Opinion
November 18, 19, 1913.
May 19, 1914.
Present: RUGG, C.J., HAMMOND, LORING, BRALEY, De COURCY, JJ.
An action of tort in the nature of deceit may be maintained by one who as indorsee has become the holder in due course of a negotiable promissory note to which the defendant without authority had signed the name of a corporation, followed by the words, "by . . . [the defendant] . . . President," if the plaintiff purchased the note in reliance upon such assertion of authority by the defendant and the corporation refuses to pay it.
CONTRACT OR TORT against John Dixwell and Heber Bishop, who were alleged in the amended declaration to have signed with the name, "New England Home for Deaf Mutes, Aged, Blind or Infirm, by John Dixwell, M.D. President and Heber Bishop, Treasurer," a negotiable promissory note for $2,000, payable to William F. Mitchell or order and purporting to be secured by a mortgage on real estate. Writ dated September 9, 1911.
It also was alleged in the amended declaration that the New England Home for Deaf Mutes, Aged, Blind or Infirm was a corporation, that the defendants had no authority to sign the note in its name, and knew that they had no such authority, that the plaintiff purchased the note and became an indorser thereof and a holder for value in due course relying upon the defendants' representations of authority, and that the corporation had refused to pay it.

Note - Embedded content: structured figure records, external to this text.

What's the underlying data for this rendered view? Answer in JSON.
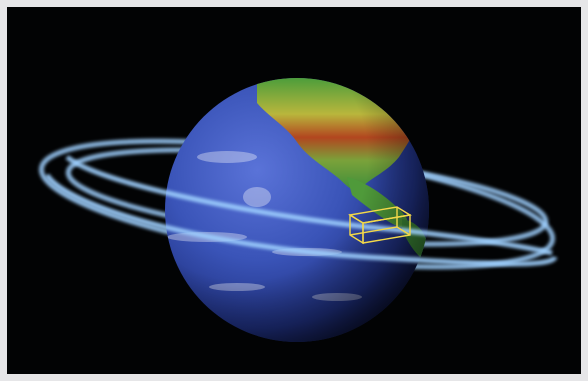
{
  "image": {
    "subject": "earth-with-orbit-rings-and-satellite",
    "colors": {
      "frame": "#e6e6e8",
      "space": "#020304",
      "ocean_dark": "#1d2f7a",
      "ocean_mid": "#3a54b8",
      "land_green": "#4aa43a",
      "land_yellow": "#c9c23a",
      "land_red": "#b23a1c",
      "orbit": "#9fd0ff",
      "satellite": "#f2d84a"
    }
  }
}
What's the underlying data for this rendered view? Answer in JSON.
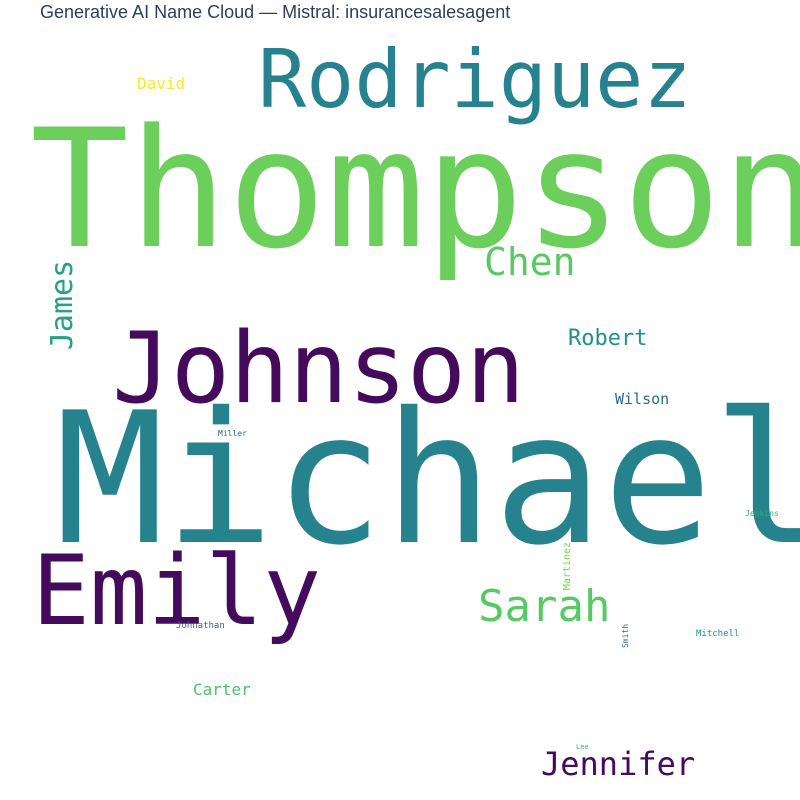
{
  "title": "Generative AI Name Cloud — Mistral: insurancesalesagent",
  "words": {
    "thompson": {
      "text": "Thompson",
      "color": "#6ccf5c"
    },
    "michael": {
      "text": "Michael",
      "color": "#26838e"
    },
    "rodriguez": {
      "text": "Rodriguez",
      "color": "#26828e"
    },
    "johnson": {
      "text": "Johnson",
      "color": "#440a5c"
    },
    "emily": {
      "text": "Emily",
      "color": "#440a5c"
    },
    "sarah": {
      "text": "Sarah",
      "color": "#5ac864"
    },
    "jennifer": {
      "text": "Jennifer",
      "color": "#440a5c"
    },
    "chen": {
      "text": "Chen",
      "color": "#5ac864"
    },
    "james": {
      "text": "James",
      "color": "#25a184"
    },
    "robert": {
      "text": "Robert",
      "color": "#21918c"
    },
    "david": {
      "text": "David",
      "color": "#fde725"
    },
    "wilson": {
      "text": "Wilson",
      "color": "#31678e"
    },
    "carter": {
      "text": "Carter",
      "color": "#4cc26c"
    },
    "martinez": {
      "text": "Martinez",
      "color": "#7ad151"
    },
    "miller": {
      "text": "Miller",
      "color": "#31678e"
    },
    "johnathan": {
      "text": "Johnathan",
      "color": "#31688e"
    },
    "smith": {
      "text": "Smith",
      "color": "#31688e"
    },
    "mitchell": {
      "text": "Mitchell",
      "color": "#23898e"
    },
    "jenkins": {
      "text": "Jenkins",
      "color": "#2ab07f"
    },
    "lee": {
      "text": "Lee",
      "color": "#35b779"
    }
  }
}
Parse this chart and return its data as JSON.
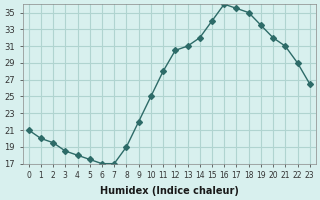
{
  "x": [
    0,
    1,
    2,
    3,
    4,
    5,
    6,
    7,
    8,
    9,
    10,
    11,
    12,
    13,
    14,
    15,
    16,
    17,
    18,
    19,
    20,
    21,
    22,
    23
  ],
  "y": [
    21,
    20,
    19.5,
    18.5,
    18,
    17.5,
    17,
    17,
    19,
    22,
    25,
    28,
    30.5,
    31,
    32,
    34,
    36,
    35.5,
    35,
    33.5,
    32,
    31,
    29,
    26.5
  ],
  "xlabel": "Humidex (Indice chaleur)",
  "ylabel": "",
  "line_color": "#2d6b68",
  "marker": "D",
  "marker_size": 3,
  "bg_color": "#d8f0ee",
  "grid_color": "#b0d4d0",
  "ylim": [
    17,
    36
  ],
  "yticks": [
    17,
    19,
    21,
    23,
    25,
    27,
    29,
    31,
    33,
    35
  ],
  "xlim": [
    -0.5,
    23.5
  ],
  "xticks": [
    0,
    1,
    2,
    3,
    4,
    5,
    6,
    7,
    8,
    9,
    10,
    11,
    12,
    13,
    14,
    15,
    16,
    17,
    18,
    19,
    20,
    21,
    22,
    23
  ]
}
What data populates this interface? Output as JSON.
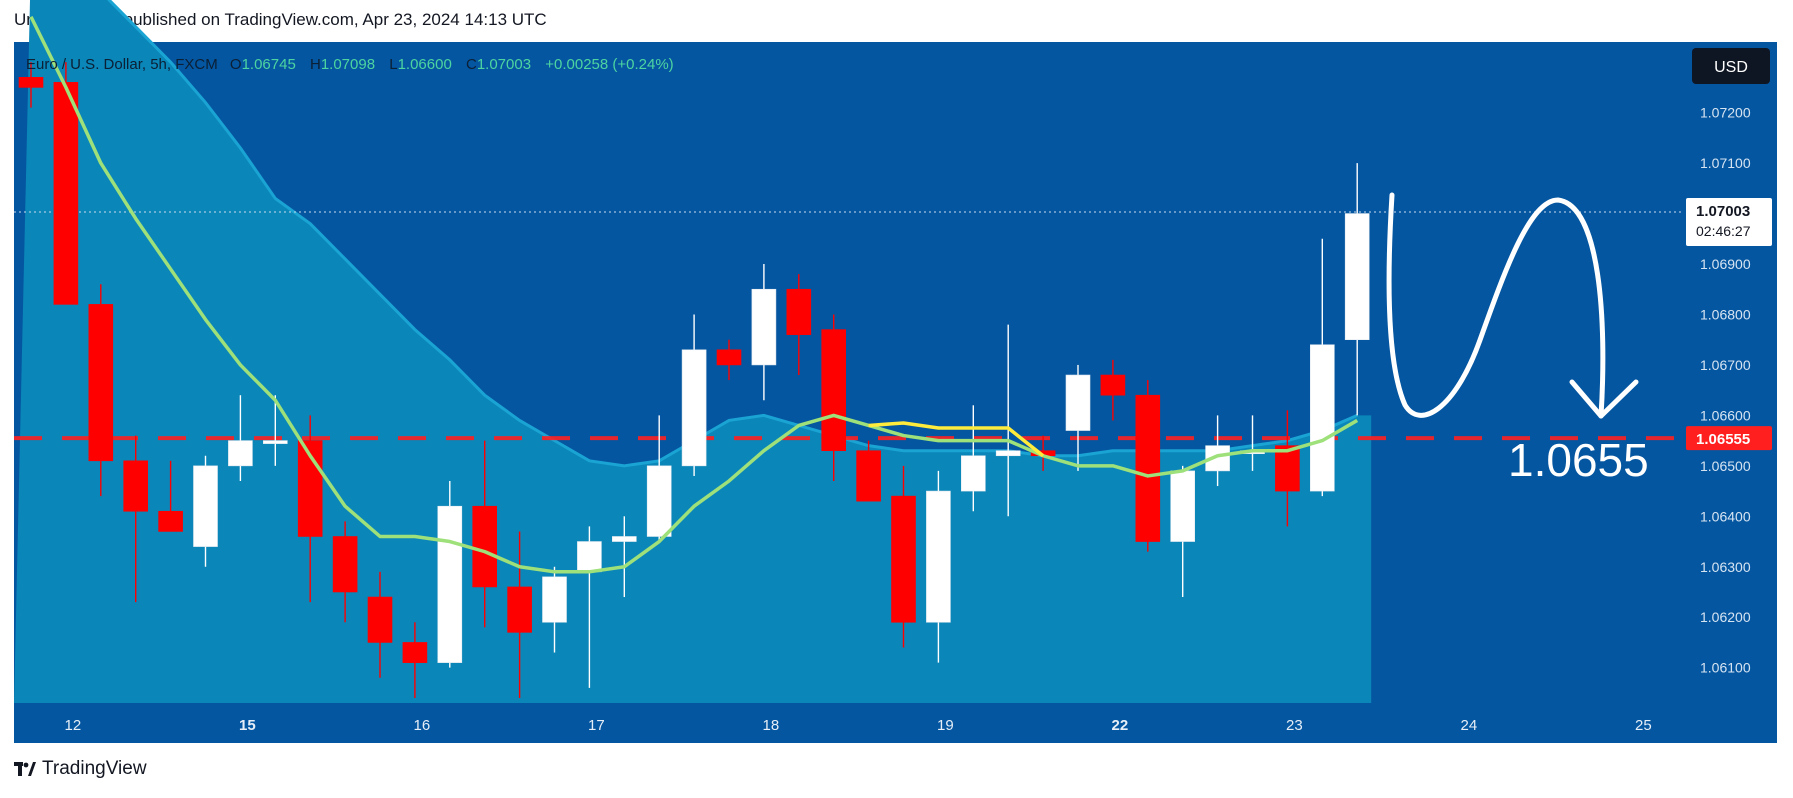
{
  "header": {
    "publish_line": "UnitedSignals published on TradingView.com, Apr 23, 2024 14:13 UTC"
  },
  "legend": {
    "symbol": "Euro / U.S. Dollar, 5h, FXCM",
    "o_label": "O",
    "o_value": "1.06745",
    "h_label": "H",
    "h_value": "1.07098",
    "l_label": "L",
    "l_value": "1.06600",
    "c_label": "C",
    "c_value": "1.07003",
    "change": "+0.00258 (+0.24%)"
  },
  "currency_button": "USD",
  "price_badge": {
    "price": "1.07003",
    "countdown": "02:46:27"
  },
  "level_badge": "1.06555",
  "annotation": "1.0655",
  "footer": {
    "brand": "TradingView"
  },
  "colors": {
    "background": "#0556a0",
    "area_fill": "#0b86b8",
    "area_edge": "#1aa4d4",
    "up_candle": "#ffffff",
    "down_candle": "#ff0000",
    "ma_green": "#9ee07a",
    "ma_yellow": "#ffeb3b",
    "level_line": "#ff2020"
  },
  "chart_data": {
    "type": "candlestick",
    "symbol": "EURUSD",
    "timeframe": "5h",
    "ylim": [
      1.0603,
      1.0734
    ],
    "y_ticks": [
      "1.07200",
      "1.07100",
      "1.06900",
      "1.06800",
      "1.06700",
      "1.06600",
      "1.06500",
      "1.06400",
      "1.06300",
      "1.06200",
      "1.06100"
    ],
    "x_ticks": [
      {
        "label": "12",
        "index": 1.2,
        "bold": false
      },
      {
        "label": "15",
        "index": 6.2,
        "bold": true
      },
      {
        "label": "16",
        "index": 11.2,
        "bold": false
      },
      {
        "label": "17",
        "index": 16.2,
        "bold": false
      },
      {
        "label": "18",
        "index": 21.2,
        "bold": false
      },
      {
        "label": "19",
        "index": 26.2,
        "bold": false
      },
      {
        "label": "22",
        "index": 31.2,
        "bold": true
      },
      {
        "label": "23",
        "index": 36.2,
        "bold": false
      },
      {
        "label": "24",
        "index": 41.2,
        "bold": false
      },
      {
        "label": "25",
        "index": 46.2,
        "bold": false
      }
    ],
    "candles": [
      {
        "o": 1.0727,
        "h": 1.073,
        "l": 1.0721,
        "c": 1.0725
      },
      {
        "o": 1.0726,
        "h": 1.073,
        "l": 1.0682,
        "c": 1.0682
      },
      {
        "o": 1.0682,
        "h": 1.0686,
        "l": 1.0644,
        "c": 1.0651
      },
      {
        "o": 1.0651,
        "h": 1.0656,
        "l": 1.0623,
        "c": 1.0641
      },
      {
        "o": 1.0641,
        "h": 1.0651,
        "l": 1.0637,
        "c": 1.0637
      },
      {
        "o": 1.0634,
        "h": 1.0652,
        "l": 1.063,
        "c": 1.065
      },
      {
        "o": 1.065,
        "h": 1.0664,
        "l": 1.0647,
        "c": 1.0655
      },
      {
        "o": 1.0655,
        "h": 1.0664,
        "l": 1.065,
        "c": 1.0655
      },
      {
        "o": 1.0655,
        "h": 1.066,
        "l": 1.0623,
        "c": 1.0636
      },
      {
        "o": 1.0636,
        "h": 1.0639,
        "l": 1.0619,
        "c": 1.0625
      },
      {
        "o": 1.0624,
        "h": 1.0629,
        "l": 1.0608,
        "c": 1.0615
      },
      {
        "o": 1.0615,
        "h": 1.0619,
        "l": 1.0604,
        "c": 1.0611
      },
      {
        "o": 1.0611,
        "h": 1.0647,
        "l": 1.061,
        "c": 1.0642
      },
      {
        "o": 1.0642,
        "h": 1.0655,
        "l": 1.0618,
        "c": 1.0626
      },
      {
        "o": 1.0626,
        "h": 1.0637,
        "l": 1.0604,
        "c": 1.0617
      },
      {
        "o": 1.0619,
        "h": 1.063,
        "l": 1.0613,
        "c": 1.0628
      },
      {
        "o": 1.0629,
        "h": 1.0638,
        "l": 1.0606,
        "c": 1.0635
      },
      {
        "o": 1.0635,
        "h": 1.064,
        "l": 1.0624,
        "c": 1.0636
      },
      {
        "o": 1.0636,
        "h": 1.066,
        "l": 1.0635,
        "c": 1.065
      },
      {
        "o": 1.065,
        "h": 1.068,
        "l": 1.0648,
        "c": 1.0673
      },
      {
        "o": 1.0673,
        "h": 1.0675,
        "l": 1.0667,
        "c": 1.067
      },
      {
        "o": 1.067,
        "h": 1.069,
        "l": 1.0663,
        "c": 1.0685
      },
      {
        "o": 1.0685,
        "h": 1.0688,
        "l": 1.0668,
        "c": 1.0676
      },
      {
        "o": 1.0677,
        "h": 1.068,
        "l": 1.0647,
        "c": 1.0653
      },
      {
        "o": 1.0653,
        "h": 1.0655,
        "l": 1.0644,
        "c": 1.0643
      },
      {
        "o": 1.0644,
        "h": 1.065,
        "l": 1.0614,
        "c": 1.0619
      },
      {
        "o": 1.0619,
        "h": 1.0649,
        "l": 1.0611,
        "c": 1.0645
      },
      {
        "o": 1.0645,
        "h": 1.0662,
        "l": 1.0641,
        "c": 1.0652
      },
      {
        "o": 1.0652,
        "h": 1.0678,
        "l": 1.064,
        "c": 1.0653
      },
      {
        "o": 1.0653,
        "h": 1.0656,
        "l": 1.0649,
        "c": 1.0652
      },
      {
        "o": 1.0657,
        "h": 1.067,
        "l": 1.0649,
        "c": 1.0668
      },
      {
        "o": 1.0668,
        "h": 1.0671,
        "l": 1.0659,
        "c": 1.0664
      },
      {
        "o": 1.0664,
        "h": 1.0667,
        "l": 1.0633,
        "c": 1.0635
      },
      {
        "o": 1.0635,
        "h": 1.065,
        "l": 1.0624,
        "c": 1.0649
      },
      {
        "o": 1.0649,
        "h": 1.066,
        "l": 1.0646,
        "c": 1.0654
      },
      {
        "o": 1.0653,
        "h": 1.066,
        "l": 1.0649,
        "c": 1.0653
      },
      {
        "o": 1.0654,
        "h": 1.0661,
        "l": 1.0638,
        "c": 1.0645
      },
      {
        "o": 1.0645,
        "h": 1.0695,
        "l": 1.0644,
        "c": 1.0674
      },
      {
        "o": 1.0675,
        "h": 1.071,
        "l": 1.066,
        "c": 1.07
      }
    ],
    "ma_fast": [
      1.0739,
      1.0725,
      1.071,
      1.0699,
      1.0689,
      1.0679,
      1.067,
      1.0663,
      1.0652,
      1.0642,
      1.0636,
      1.0636,
      1.0635,
      1.0633,
      1.063,
      1.0629,
      1.0629,
      1.063,
      1.0635,
      1.0642,
      1.0647,
      1.0653,
      1.0658,
      1.066,
      1.0658,
      1.0656,
      1.0655,
      1.0655,
      1.0655,
      1.0652,
      1.065,
      1.065,
      1.0648,
      1.0649,
      1.0652,
      1.0653,
      1.0653,
      1.0655,
      1.0659
    ],
    "ma_slow": [
      1.0751,
      1.0748,
      1.0744,
      1.0737,
      1.073,
      1.0722,
      1.0713,
      1.0703,
      1.0698,
      1.0691,
      1.0684,
      1.0677,
      1.0671,
      1.0664,
      1.0659,
      1.0655,
      1.0651,
      1.065,
      1.0651,
      1.0655,
      1.0659,
      1.066,
      1.0658,
      1.0656,
      1.0654,
      1.0653,
      1.0653,
      1.0653,
      1.0653,
      1.0652,
      1.0652,
      1.0653,
      1.0653,
      1.0653,
      1.0653,
      1.0654,
      1.0655,
      1.0657,
      1.066
    ],
    "horizontal_level": 1.06555,
    "last_price": 1.07003
  }
}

The defendants severally demurred to the declaration. The demurrers were heard by Crosby, J., who sustained them and reported the case for determination by this court, judgment to be entered for the defendants if the demurrers were sustained properly; otherwise, the demurrers to be overruled and the case to stand for trial.
Lee M. Friedman, for the plaintiff.
C.W. Rowley, (D.J. Riley with him,) for the defendants.
The paper purported to be the note of the New England Home for Deaf Mutes, Aged, Blind or Infirm, and to be executed in the name of the maker by the defendants. Had the defendants been duly authorized the note would have been that of the corporation. But the declaration asserts that they were not thus authorized. It was therefore neither the note of the alleged principal nor that of the alleged agents, and no action is maintainable thereon as a note against either party, — not against the principal because not its note in fact, and not against the agents because it does not purport to be their note. Long v. Colburn, 11 Mass. 97. Conant v. Alvord, 166 Mass. 311, and cases there cited. Whatever may be the rule elsewhere (see Dusenbury v. Ellis, 3 Johns. Cas. 70), it is settled in this Commonwealth that "if the instrument purports to express the contract of the principal, the agent is not personally liable on it, but that the remedy in such a case against him is by an action upon the case for falsely representing himself to be authorized to bind his principal. Jefts v. York, 4 Cush. 371. Ballou v. Talbot, 16 Mass. 461." Hoar, J., in Draper v. Massachusetts Steam Heating Co. 5 Allen, 338. And the nature of this liability is stated by Shaw, C.J., in Jefts v. York, 10 Cush. 392, 395, as follows: "If one falsely represents that he has an authority, by which another, relying on the representation, is misled, he is liable; and by acting as agent for another, when he is not, though he thinks he is, he tacitly and impliedly represents himself authorized without knowing the fact to be true, it is in the nature of a false warranty, and he is liable. But in both cases his liability is founded on the ground of deceit, and the remedy is by action of tort. Smout v. Ilbery, 10 M. W. 1. Jenkins v. Hutchinson, 13 Ad. El. (N.S.) 744." Under the allegations of the declaration there can be no doubt that under the well settled law of this Commonwealth the defendants made themselves liable to such an action.
It is urged, however, by the defendants that, even if that be so, the liability is to Mitchell alone, the payee of the note, and that the right to enforce it has not been and cannot be assigned by him. But the representations are made in the document itself, which upon its face is negotiable in form. It is to be assumed that the defendants contemplated that it might pass into the hands of parties taking the same in reliance upon the statements therein contained, and that the defendants intended that in such a case the statements should stand as made to any rightful holder; or in other words that the statements are to be regarded as continuous. Roberts v. Anheuser Busch Brewing Association, 211 Mass. 449, and cases there cited. The plaintiff appears by the declaration to be such a holder, and as such one of the persons to whom the representations were made.
Demurrer overruled; case to stand for trial.